Update as of December 15: The final H.R. 1, Tax Cuts and Jobs Act was released on Friday, December 15, 2017. The tax plan will not repeal the Johnson Amendment and does not include the Universal Charitable Deduction, however it does maintain the current charitable giving incentive for itemizers.
Ad*vo*cate: a person who speaks or writes in support or defense of a person, cause, etc.
Lob*by*ist: a person who takes part in an organized attempt to influence legislators.
The difference between the two feels quite nuanced doesn’t it? And, to add to the confusion, the rules for private foundations are slightly different than the rules for charities. With the extraordinary proposals coming down in the federal tax reform effort, my organization, the Council of New Jersey Grantmakers, is spending a lot of time in this space right now. Truth be told, everyone that works in, benefits from, and supports our social sector should be in engaged as well.
One of the primary roles that the Council plays for our members is that of advocate. The proposed changes to the federal tax code include a number of elements that either directly impact the operations of foundations or stand to dramatically impact the work of grantees or both.
We have done a lot of outreach to New Jersey’s Congressional delegation and senators to let them know CNJG’s perspective on those issues that affect or concern foundations.
For instance, a key aspect of the legislation is to raise the standard deduction. Sounds like a good thing right? Except that now far fewer people will be able to itemize their tax return — which means they can’t take advantage of the charitable deduction. In fact, it means that 95 percent of tax filers will actually pay tax on their charitable deductions! It is for this reason that so many of us are concerned — if the incentive to give to charities goes away the loss in charitable giving is estimated to be as much as $13 billion.

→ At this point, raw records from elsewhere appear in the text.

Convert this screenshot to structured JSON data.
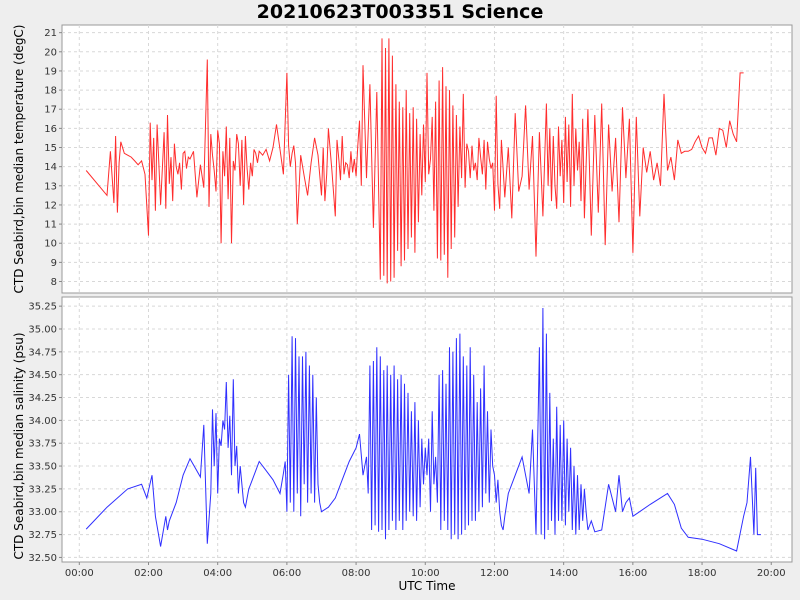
{
  "title": "20210623T003351 Science",
  "colors": {
    "temperature": "#ff2d2d",
    "salinity": "#2f2fff",
    "plot_bg": "#ffffff",
    "page_bg": "#eeeeee"
  },
  "chart_data": [
    {
      "type": "line",
      "name": "temperature",
      "ylabel": "CTD Seabird,bin median temperature (degC)",
      "xlabel": "",
      "xlim": [
        -0.5,
        20.6
      ],
      "ylim": [
        7.4,
        21.4
      ],
      "yticks": [
        8,
        9,
        10,
        11,
        12,
        13,
        14,
        15,
        16,
        17,
        18,
        19,
        20,
        21
      ],
      "ytick_labels": [
        "8",
        "9",
        "10",
        "11",
        "12",
        "13",
        "14",
        "15",
        "16",
        "17",
        "18",
        "19",
        "20",
        "21"
      ],
      "grid": true,
      "x": [
        0.2,
        0.8,
        0.9,
        1.0,
        1.05,
        1.1,
        1.15,
        1.2,
        1.3,
        1.4,
        1.5,
        1.6,
        1.7,
        1.8,
        1.9,
        2.0,
        2.05,
        2.1,
        2.15,
        2.2,
        2.25,
        2.3,
        2.35,
        2.45,
        2.5,
        2.55,
        2.6,
        2.65,
        2.7,
        2.75,
        2.8,
        2.85,
        2.9,
        2.95,
        3.0,
        3.05,
        3.1,
        3.15,
        3.2,
        3.3,
        3.4,
        3.5,
        3.6,
        3.7,
        3.75,
        3.8,
        3.85,
        3.9,
        3.95,
        4.0,
        4.05,
        4.1,
        4.15,
        4.2,
        4.25,
        4.3,
        4.35,
        4.4,
        4.45,
        4.5,
        4.55,
        4.6,
        4.65,
        4.7,
        4.75,
        4.8,
        4.85,
        4.9,
        4.95,
        5.0,
        5.05,
        5.1,
        5.15,
        5.2,
        5.3,
        5.4,
        5.5,
        5.6,
        5.7,
        5.8,
        5.9,
        6.0,
        6.05,
        6.1,
        6.15,
        6.2,
        6.25,
        6.3,
        6.4,
        6.5,
        6.6,
        6.7,
        6.8,
        6.9,
        7.0,
        7.05,
        7.1,
        7.15,
        7.2,
        7.3,
        7.4,
        7.45,
        7.5,
        7.55,
        7.6,
        7.65,
        7.7,
        7.75,
        7.8,
        7.85,
        7.9,
        7.95,
        8.0,
        8.05,
        8.1,
        8.15,
        8.2,
        8.3,
        8.4,
        8.5,
        8.6,
        8.7,
        8.75,
        8.8,
        8.85,
        8.9,
        8.95,
        9.0,
        9.05,
        9.1,
        9.15,
        9.2,
        9.25,
        9.3,
        9.35,
        9.4,
        9.45,
        9.5,
        9.55,
        9.6,
        9.65,
        9.7,
        9.75,
        9.8,
        9.85,
        9.9,
        9.95,
        10.0,
        10.05,
        10.1,
        10.15,
        10.2,
        10.25,
        10.3,
        10.35,
        10.4,
        10.45,
        10.5,
        10.55,
        10.6,
        10.65,
        10.7,
        10.75,
        10.8,
        10.85,
        10.9,
        10.95,
        11.0,
        11.05,
        11.1,
        11.15,
        11.2,
        11.25,
        11.3,
        11.35,
        11.4,
        11.45,
        11.5,
        11.55,
        11.6,
        11.65,
        11.7,
        11.75,
        11.8,
        11.85,
        11.9,
        11.95,
        12.0,
        12.05,
        12.1,
        12.15,
        12.2,
        12.3,
        12.4,
        12.5,
        12.6,
        12.7,
        12.8,
        12.9,
        13.0,
        13.1,
        13.2,
        13.3,
        13.4,
        13.5,
        13.55,
        13.6,
        13.65,
        13.7,
        13.75,
        13.8,
        13.85,
        13.9,
        13.95,
        14.0,
        14.05,
        14.1,
        14.15,
        14.2,
        14.25,
        14.3,
        14.35,
        14.4,
        14.45,
        14.5,
        14.55,
        14.6,
        14.7,
        14.8,
        14.9,
        15.0,
        15.1,
        15.2,
        15.3,
        15.4,
        15.5,
        15.6,
        15.7,
        15.8,
        15.9,
        16.0,
        16.1,
        16.2,
        16.3,
        16.4,
        16.5,
        16.6,
        16.7,
        16.8,
        16.9,
        17.0,
        17.1,
        17.2,
        17.3,
        17.4,
        17.5,
        17.6,
        17.7,
        17.8,
        17.9,
        18.0,
        18.1,
        18.2,
        18.3,
        18.4,
        18.5,
        18.6,
        18.7,
        18.8,
        18.9,
        19.0,
        19.1,
        19.2,
        19.3,
        19.4,
        19.5,
        19.6,
        19.7,
        19.8
      ],
      "y": [
        13.8,
        12.5,
        14.8,
        12.1,
        15.6,
        11.6,
        14.2,
        15.3,
        14.7,
        14.6,
        14.5,
        14.3,
        14.1,
        14.3,
        13.6,
        10.4,
        16.3,
        13.3,
        15.5,
        11.7,
        16.2,
        14.1,
        12.0,
        15.8,
        11.8,
        16.7,
        13.1,
        14.5,
        12.2,
        15.2,
        14.0,
        13.6,
        14.2,
        12.8,
        14.7,
        14.8,
        13.9,
        14.5,
        14.4,
        14.8,
        12.4,
        14.1,
        12.9,
        19.6,
        11.9,
        15.7,
        14.6,
        13.8,
        12.7,
        15.9,
        15.2,
        10.0,
        14.8,
        13.5,
        16.1,
        12.3,
        15.5,
        10.0,
        14.3,
        13.8,
        15.7,
        15.2,
        13.0,
        15.4,
        12.0,
        15.6,
        13.9,
        12.8,
        14.2,
        13.5,
        14.9,
        14.7,
        14.2,
        14.8,
        14.6,
        14.9,
        14.3,
        15.0,
        16.2,
        14.9,
        13.6,
        18.9,
        15.1,
        14.0,
        14.7,
        15.1,
        14.2,
        11.0,
        14.6,
        13.5,
        12.5,
        14.2,
        15.5,
        14.6,
        12.5,
        15.0,
        12.2,
        13.6,
        16.0,
        13.8,
        11.4,
        15.4,
        14.4,
        13.3,
        15.6,
        13.6,
        14.2,
        14.1,
        13.4,
        14.8,
        13.7,
        14.4,
        13.5,
        15.1,
        16.4,
        13.0,
        19.3,
        13.4,
        18.3,
        10.8,
        17.9,
        8.1,
        20.7,
        8.3,
        20.2,
        7.9,
        20.7,
        8.0,
        19.8,
        8.2,
        18.3,
        9.6,
        17.4,
        8.8,
        17.1,
        9.1,
        18.0,
        9.7,
        16.8,
        10.3,
        17.1,
        9.5,
        16.5,
        11.1,
        15.7,
        12.5,
        16.2,
        13.2,
        18.9,
        13.6,
        14.4,
        16.6,
        11.7,
        17.4,
        9.2,
        18.5,
        9.1,
        19.2,
        9.4,
        18.2,
        8.2,
        18.0,
        9.7,
        17.2,
        10.3,
        16.7,
        11.9,
        16.1,
        13.4,
        17.8,
        12.9,
        15.2,
        14.8,
        13.4,
        15.1,
        13.8,
        14.2,
        13.3,
        15.5,
        14.5,
        13.6,
        15.4,
        12.8,
        15.3,
        14.4,
        13.9,
        14.2,
        11.7,
        17.7,
        13.1,
        11.8,
        15.4,
        12.4,
        15.0,
        11.3,
        16.8,
        12.7,
        13.5,
        17.2,
        12.8,
        15.6,
        9.3,
        15.8,
        11.4,
        17.3,
        13.0,
        16.0,
        12.2,
        15.6,
        13.0,
        11.8,
        16.1,
        13.5,
        15.4,
        12.1,
        16.6,
        13.2,
        16.2,
        11.9,
        17.8,
        13.0,
        16.0,
        13.8,
        15.3,
        12.2,
        16.5,
        11.3,
        17.0,
        10.4,
        16.7,
        11.6,
        17.3,
        9.9,
        16.2,
        12.7,
        15.5,
        11.1,
        17.1,
        13.4,
        16.5,
        9.5,
        16.6,
        11.4,
        15.0,
        13.7,
        14.8,
        13.3,
        14.2,
        13.0,
        17.8,
        13.8,
        14.5,
        13.3,
        15.4,
        14.7,
        14.8,
        14.8,
        14.9,
        15.3,
        15.6,
        15.0,
        14.7,
        15.5,
        15.5,
        14.6,
        16.0,
        15.9,
        15.0,
        16.4,
        15.7,
        15.3,
        18.9,
        18.9
      ]
    },
    {
      "type": "line",
      "name": "salinity",
      "ylabel": "CTD Seabird,bin median salinity (psu)",
      "xlabel": "UTC Time",
      "xlim": [
        -0.5,
        20.6
      ],
      "ylim": [
        32.45,
        35.35
      ],
      "yticks": [
        32.5,
        32.75,
        33.0,
        33.25,
        33.5,
        33.75,
        34.0,
        34.25,
        34.5,
        34.75,
        35.0,
        35.25
      ],
      "ytick_labels": [
        "32.50",
        "32.75",
        "33.00",
        "33.25",
        "33.50",
        "33.75",
        "34.00",
        "34.25",
        "34.50",
        "34.75",
        "35.00",
        "35.25"
      ],
      "xticks": [
        0,
        2,
        4,
        6,
        8,
        10,
        12,
        14,
        16,
        18,
        20
      ],
      "xtick_labels": [
        "00:00",
        "02:00",
        "04:00",
        "06:00",
        "08:00",
        "10:00",
        "12:00",
        "14:00",
        "16:00",
        "18:00",
        "20:00"
      ],
      "grid": true,
      "x": [
        0.2,
        0.8,
        1.4,
        1.8,
        1.95,
        2.1,
        2.2,
        2.35,
        2.5,
        2.55,
        2.6,
        2.8,
        3.0,
        3.2,
        3.5,
        3.6,
        3.7,
        3.8,
        3.85,
        3.9,
        3.95,
        4.0,
        4.05,
        4.1,
        4.15,
        4.2,
        4.25,
        4.3,
        4.35,
        4.4,
        4.45,
        4.5,
        4.55,
        4.6,
        4.65,
        4.7,
        4.75,
        4.8,
        4.85,
        4.9,
        4.95,
        5.0,
        5.2,
        5.4,
        5.6,
        5.8,
        5.9,
        5.95,
        6.0,
        6.05,
        6.1,
        6.15,
        6.2,
        6.25,
        6.3,
        6.35,
        6.4,
        6.45,
        6.5,
        6.55,
        6.6,
        6.65,
        6.7,
        6.75,
        6.8,
        6.85,
        6.9,
        6.95,
        7.0,
        7.2,
        7.4,
        7.6,
        7.8,
        8.0,
        8.1,
        8.2,
        8.3,
        8.35,
        8.4,
        8.45,
        8.5,
        8.55,
        8.6,
        8.65,
        8.7,
        8.75,
        8.8,
        8.85,
        8.9,
        8.95,
        9.0,
        9.05,
        9.1,
        9.15,
        9.2,
        9.25,
        9.3,
        9.35,
        9.4,
        9.45,
        9.5,
        9.55,
        9.6,
        9.65,
        9.7,
        9.75,
        9.8,
        9.85,
        9.9,
        9.95,
        10.0,
        10.05,
        10.1,
        10.15,
        10.2,
        10.25,
        10.3,
        10.35,
        10.4,
        10.45,
        10.5,
        10.55,
        10.6,
        10.65,
        10.7,
        10.75,
        10.8,
        10.85,
        10.9,
        10.95,
        11.0,
        11.05,
        11.1,
        11.15,
        11.2,
        11.25,
        11.3,
        11.35,
        11.4,
        11.45,
        11.5,
        11.55,
        11.6,
        11.65,
        11.7,
        11.75,
        11.8,
        11.85,
        11.9,
        11.95,
        12.0,
        12.05,
        12.1,
        12.15,
        12.2,
        12.25,
        12.3,
        12.4,
        12.6,
        12.8,
        13.0,
        13.1,
        13.2,
        13.3,
        13.35,
        13.4,
        13.45,
        13.5,
        13.55,
        13.6,
        13.65,
        13.7,
        13.75,
        13.8,
        13.85,
        13.9,
        13.95,
        14.0,
        14.05,
        14.1,
        14.15,
        14.2,
        14.25,
        14.3,
        14.35,
        14.4,
        14.45,
        14.5,
        14.55,
        14.6,
        14.65,
        14.7,
        14.8,
        14.9,
        15.1,
        15.3,
        15.5,
        15.6,
        15.7,
        15.8,
        15.9,
        16.0,
        16.5,
        17.0,
        17.2,
        17.4,
        17.6,
        18.0,
        18.5,
        19.0,
        19.2,
        19.3,
        19.4,
        19.5,
        19.55,
        19.6,
        19.7,
        19.8
      ],
      "y": [
        32.81,
        33.05,
        33.25,
        33.3,
        33.15,
        33.4,
        32.95,
        32.62,
        32.95,
        32.8,
        32.9,
        33.1,
        33.4,
        33.58,
        33.38,
        33.95,
        32.65,
        33.2,
        34.12,
        33.5,
        34.08,
        33.2,
        33.8,
        33.72,
        34.0,
        33.9,
        34.42,
        33.7,
        34.05,
        33.4,
        34.45,
        33.5,
        33.72,
        33.2,
        33.5,
        33.3,
        33.1,
        33.05,
        33.15,
        33.25,
        33.3,
        33.35,
        33.55,
        33.45,
        33.35,
        33.2,
        33.42,
        33.55,
        33.0,
        34.5,
        33.1,
        34.92,
        33.0,
        34.9,
        33.2,
        34.7,
        32.95,
        34.7,
        33.3,
        34.75,
        33.1,
        34.6,
        33.2,
        34.5,
        33.1,
        34.25,
        33.3,
        33.1,
        33.0,
        33.05,
        33.15,
        33.35,
        33.55,
        33.7,
        33.85,
        33.4,
        33.6,
        33.2,
        34.6,
        32.8,
        34.65,
        32.85,
        34.8,
        32.78,
        34.7,
        32.8,
        34.55,
        32.7,
        34.6,
        32.8,
        34.5,
        32.9,
        34.6,
        32.8,
        34.45,
        32.9,
        34.5,
        32.8,
        34.4,
        32.9,
        34.3,
        33.0,
        34.1,
        32.95,
        34.2,
        32.9,
        34.0,
        33.05,
        33.8,
        33.3,
        33.7,
        33.4,
        33.8,
        33.0,
        34.1,
        33.3,
        33.6,
        33.1,
        34.5,
        32.8,
        34.55,
        32.9,
        34.4,
        32.8,
        34.8,
        32.7,
        34.75,
        32.75,
        34.9,
        32.7,
        34.95,
        32.75,
        34.7,
        32.8,
        34.6,
        32.85,
        34.8,
        32.9,
        34.5,
        32.9,
        34.2,
        33.0,
        34.35,
        33.05,
        34.6,
        33.2,
        34.1,
        33.1,
        33.9,
        33.5,
        33.4,
        33.1,
        33.35,
        33.0,
        32.85,
        32.8,
        32.95,
        33.2,
        33.4,
        33.6,
        33.2,
        33.9,
        32.75,
        34.8,
        32.75,
        35.23,
        32.7,
        34.95,
        32.8,
        34.3,
        32.9,
        33.8,
        32.75,
        34.15,
        32.9,
        33.95,
        32.9,
        34.0,
        32.85,
        33.8,
        33.0,
        33.7,
        32.8,
        33.5,
        32.75,
        33.4,
        32.8,
        33.3,
        32.9,
        33.25,
        33.0,
        32.8,
        32.9,
        32.78,
        32.8,
        33.3,
        33.0,
        33.4,
        33.0,
        33.1,
        33.15,
        32.95,
        33.08,
        33.2,
        33.08,
        32.82,
        32.72,
        32.7,
        32.65,
        32.57,
        32.95,
        33.1,
        33.6,
        32.75,
        33.48,
        32.75,
        32.75
      ]
    }
  ]
}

Perhaps you’ve heard about the proposal to create a Universal Charitable Deduction, which would not only counter this loss but in fact open up the incentive to all taxpayers. It didn’t make it into either the House or Senate versions, but we are hopeful it might be taken up again when they take up welfare reform, which is apparently up next.
Or, perhaps you’ve heard about the effort by a very small group of conservative churches to have the Johnson Amendment repealed. This amendment, named for then-Senator Lyndon Johnson who championed the law, assures that charities are not allowed to endorse candidates or engage in “electioneering.”
There has been a large national movement to explain to elected official why repealing this amendment is very, very bad idea. Can you imagine the influence a donor, looking to advance one candidate over another, could exercise over a charity to endorse “his guy”? Or the boardroom of a charity now faced with the question of whether to endorse the current Mayor or the challenger? For a private foundation that wants to provide general operating support how can they be assured that a grantee won’t sign onto endorsing a candidate that the foundation has no interest in supporting? To learn more read an op-ed that my colleague Linda Czipo of the Center for Non-Profits and I authored in NJ Spotlight.
From taxing charities with supposedly “highly compensated” employees and flattening the excise tax that private foundations play, to requiring increased reporting for donor-advised funds, we are watching closely the negotiations between the Senate and House as the legislation comes through conference committee.
As this landmark tax legislation moves forward it is critical that all those who give to, work in, and steward our nation’s charities which are essential and integral threads of our society’s fabric — understand what these far-reaching changes will mean. Fortunately, there are a lot of resources and organizations (many that I’ve linked to here) that can help you understand and help you to connect with your elected officials to share your thoughts.